Not many days after her visit, Alea (my daughter) had a friend from school over. We were sitting at the table and we were talking about places we have lived and he said, "Yeah we used to live in a tiny house like this when we lived in the city". (He now lives in New Albany, OH where most houses are rather large). We continued with other trains of thought, but it occured to me that I had a feeling of "smallness" when I saw this child's innocent perspective.

Isn't it funny that we can be influenced by other's perceptions and yet have the ability to decide how we see our situation?

We have a choice about how we see what we've got. This is not a new concept but, it was so beautifully displayed for me in this scenerio and served as a reminder to pay attention to these thoughts and feelings.

Actively choose your path of thought, realize that you can pick your feelings.

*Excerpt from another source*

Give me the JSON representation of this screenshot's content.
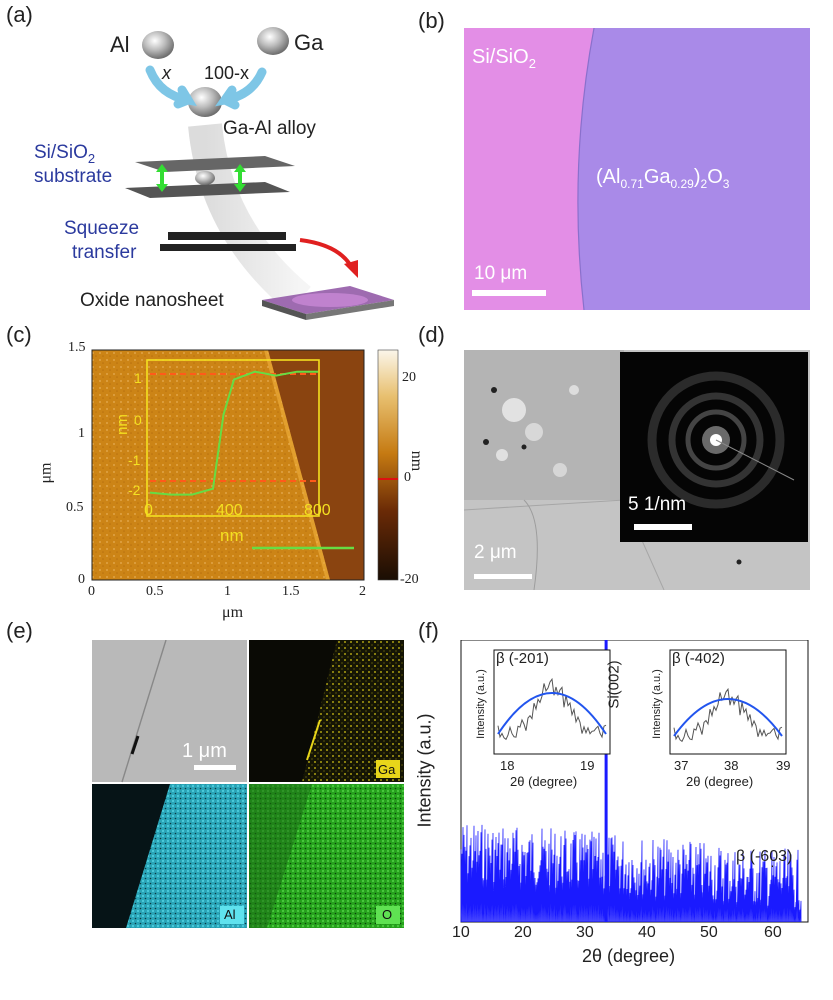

So, I choose to believe that we live in a big house and I hope that we can fill it with loads of love and appreciation. And most of all, I choose to sit in the realization that we are blessed.

In a Tiny House

This is a song my mother sang to us when we were growing up. (Mama sang a line, and we would repeat)

In a tiny house
By a tiny stream
Sat a lovely lass
Who had a lovely dream
And the dream came true, quite unexpectedly,
In a gilly gilly hosenefferkabanellerbogen by the sea.

She was out one day
Where the tulips grow
When a handsome lad
Stopped to say hello
And before she knew, he kissed her tenderly,
In a gilly gilly hosenefferkabanellerbogen by the sea.

The happy pair were married
One Sunday afternoon
And they sailed away
One sunny day
To spend their honeymoon
In a gilly gilly hosenefferkabanellerbogen by the sea.

In a tiny house
By a tiny stream
Sat a lovely lass
Who had a lovely dream
And the dream came true, quite unexpectedly,
In a gilly gilly hosenefferkabanellerbogen by the sea.